Alex Shirazi: Do you think the trends are also a little bit faster to come and go?
Adam Yee: Yes. Yes. And one example is like Dubai chocolate. And this causes actually a really hard thing with the supply chain as well because I’ve had a lot of complaints about pistachio supply. Because of Dubai chocolate, for instance.
Adam Yee: Just the food industry can’t keep up with the virality of trends and Dubai chocolate. And, I would say even matcha are these examples of how virality increases so much demand that supply cannot keep up.
Alex Shirazi: Wow. Interesting. Thank you so much. As we begin to close out this episode, are there any last insights or call outs that you’d like to make for today?
Closing Thoughts
Adam Yee: I think those who are working in food I still think it’s a really fun industry and I think there’s still a lot to explore in food. You don’t have to do something like a vanity business, like a consumer packaged good product. I think. There are plenty of opportunities. There’s always gonna be opportunities to feed the world.

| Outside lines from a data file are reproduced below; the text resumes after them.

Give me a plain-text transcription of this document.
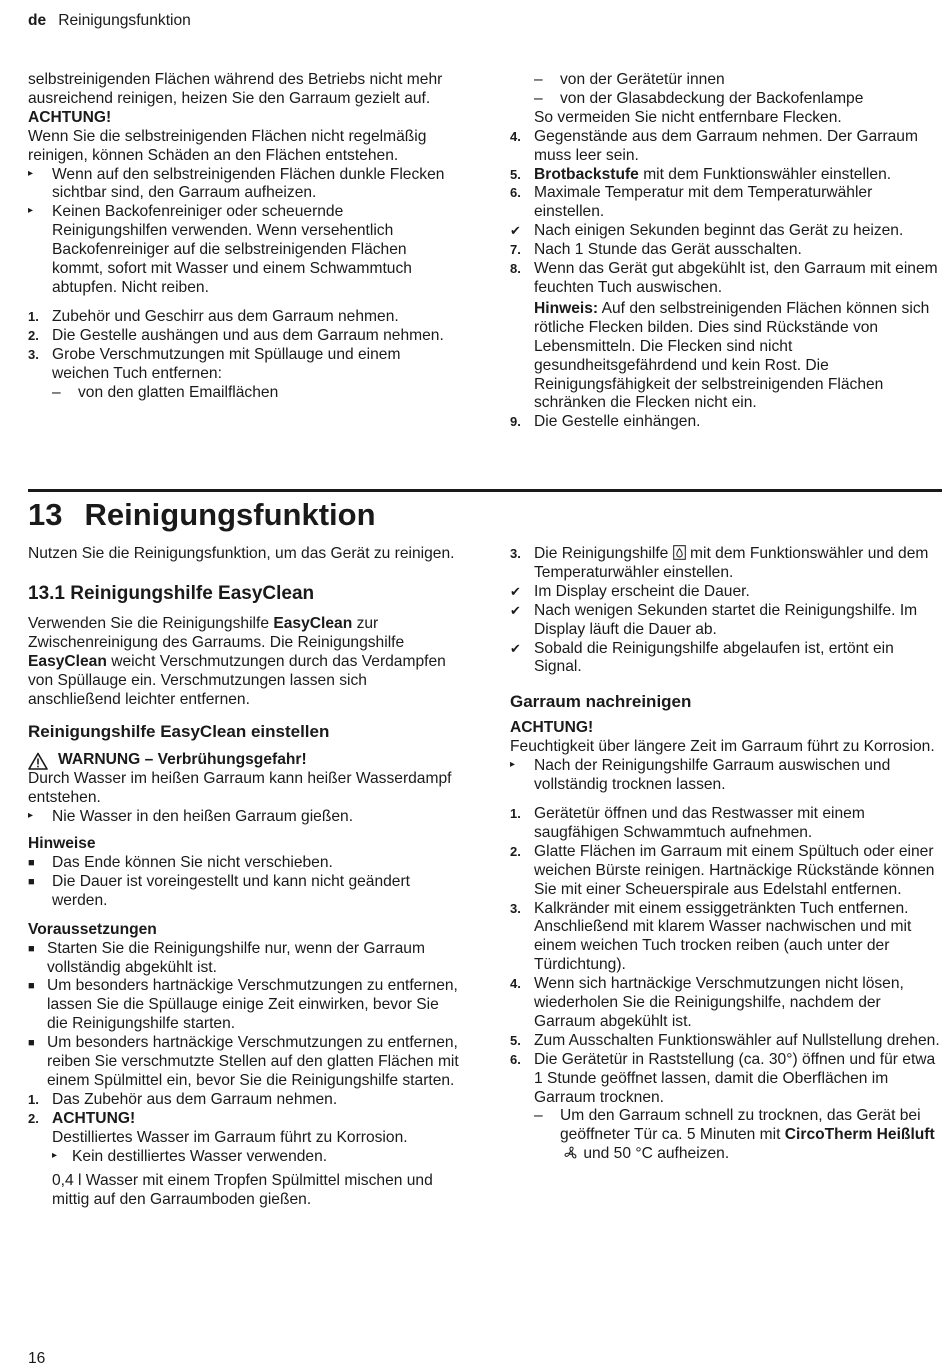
de Reinigungsfunktion

selbstreinigenden Flächen während des Betriebs nicht mehr ausreichend reinigen, heizen Sie den Garraum gezielt auf.

ACHTUNG!

Wenn Sie die selbstreinigenden Flächen nicht regelmäßig reinigen, können Schäden an den Flächen entstehen.

▸	Wenn auf den selbstreinigenden Flächen dunkle Flecken sichtbar sind, den Garraum aufheizen.
▸	Keinen Backofenreiniger oder scheuernde Reinigungshilfen verwenden. Wenn versehentlich Backofenreiniger auf die selbstreinigenden Flächen kommt, sofort mit Wasser und einem Schwammtuch abtupfen. Nicht reiben.
1. Zubehör und Geschirr aus dem Garraum nehmen.
2. Die Gestelle aushängen und aus dem Garraum nehmen.
3. Grobe Verschmutzungen mit Spüllauge und einem weichen Tuch entfernen:
–	von den glatten Emailflächen
–	von der Gerätetür innen
–	von der Glasabdeckung der Backofenlampe

So vermeiden Sie nicht entfernbare Flecken.

4. Gegenstände aus dem Garraum nehmen. Der Garraum muss leer sein.
5. Brotbackstufe mit dem Funktionswähler einstellen.
6. Maximale Temperatur mit dem Temperaturwähler einstellen.
✔ Nach einigen Sekunden beginnt das Gerät zu heizen.
7. Nach 1 Stunde das Gerät ausschalten.
8. Wenn das Gerät gut abgekühlt ist, den Garraum mit einem feuchten Tuch auswischen.

Hinweis: Auf den selbstreinigenden Flächen können sich rötliche Flecken bilden. Dies sind Rückstände von Lebensmitteln. Die Flecken sind nicht gesundheitsgefährdend und kein Rost. Die Reinigungsfähigkeit der selbstreinigenden Flächen schränken die Flecken nicht ein.

9. Die Gestelle einhängen.
13 Reinigungsfunktion

Nutzen Sie die Reinigungsfunktion, um das Gerät zu reinigen.

13.1 Reinigungshilfe EasyClean

Verwenden Sie die Reinigungshilfe EasyClean zur Zwischenreinigung des Garraums. Die Reinigungshilfe EasyClean weicht Verschmutzungen durch das Verdampfen von Spüllauge ein. Verschmutzungen lassen sich anschließend leichter entfernen.

Reinigungshilfe EasyClean einstellen
WARNUNG – Verbrühungsgefahr!

Durch Wasser im heißen Garraum kann heißer Wasserdampf entstehen.

▸	Nie Wasser in den heißen Garraum gießen.
Hinweise
■	Das Ende können Sie nicht verschieben.
■	Die Dauer ist voreingestellt und kann nicht geändert werden.
Voraussetzungen
■ Starten Sie die Reinigungshilfe nur, wenn der Garraum vollständig abgekühlt ist.
■ Um besonders hartnäckige Verschmutzungen zu entfernen, lassen Sie die Spüllauge einige Zeit einwirken, bevor Sie die Reinigungshilfe starten.
■ Um besonders hartnäckige Verschmutzungen zu entfernen, reiben Sie verschmutzte Stellen auf den glatten Flächen mit einem Spülmittel ein, bevor Sie die Reinigungshilfe starten.
1. Das Zubehör aus dem Garraum nehmen.
2. ACHTUNG!

Destilliertes Wasser im Garraum führt zu Korrosion.

▸ Kein destilliertes Wasser verwenden.

0,4 l Wasser mit einem Tropfen Spülmittel mischen und mittig auf den Garraumboden gießen.

3. Die Reinigungshilfe  mit dem Funktionswähler und dem Temperaturwähler einstellen.
✔ Im Display erscheint die Dauer.
✔ Nach wenigen Sekunden startet die Reinigungshilfe. Im Display läuft die Dauer ab.
✔ Sobald die Reinigungshilfe abgelaufen ist, ertönt ein Signal.
Garraum nachreinigen

ACHTUNG!

Feuchtigkeit über längere Zeit im Garraum führt zu Korrosion.

▸	Nach der Reinigungshilfe Garraum auswischen und vollständig trocknen lassen.
1. Gerätetür öffnen und das Restwasser mit einem saugfähigen Schwammtuch aufnehmen.
2. Glatte Flächen im Garraum mit einem Spültuch oder einer weichen Bürste reinigen. Hartnäckige Rückstände können Sie mit einer Scheuerspirale aus Edelstahl entfernen.
3. Kalkränder mit einem essiggetränkten Tuch entfernen. Anschließend mit klarem Wasser nachwischen und mit einem weichen Tuch trocken reiben (auch unter der Türdichtung).
4. Wenn sich hartnäckige Verschmutzungen nicht lösen, wiederholen Sie die Reinigungshilfe, nachdem der Garraum abgekühlt ist.
5. Zum Ausschalten Funktionswähler auf Nullstellung drehen.
6. Die Gerätetür in Raststellung (ca. 30°) öffnen und für etwa 1 Stunde geöffnet lassen, damit die Oberflächen im Garraum trocknen.
–	Um den Garraum schnell zu trocknen, das Gerät bei geöffneter Tür ca. 5 Minuten mit CircoTherm Heißluft und 50 °C aufheizen.
16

Adam Yee: I’m looking more on the science side of things which I think there’s still a lot we don’t know. And I think with just the changes in the world today, there’s always gonna be things to figure out with anything in food whether it’s the crop or the ingredient or the consumer bag is good.
Adam Yee: Other than that, I help anyone in food. My company is Umai Works and you can find me on LinkedIn Adam Yee I’m probably the only Adam Yee with the word food science in their in their title. But, I just like to talk and I’m very curious about anything in food and I think it is really all related at the end of the day.
Adam Yee: All these kind of in, in what I’ve learned throughout my whole time in the food industry and I’ve just. Kept on being curious about it. And the more I learned, the more I wanna learn more about it. And I’ve just realized that it’s more connected than you think. And there are nodes that you can make an impact that I think are just really cool to think about.
Alex Shirazi: Very cool. And the passion is definitely there and appreciated. Adam, thank you so much for being a guest on the show.
Adam Yee: Yeah, no problem Alex. Thanks for having me.
Alex Shirazi: This is your host, Alex Shirazi, and we look forward to seeing you on the next episode.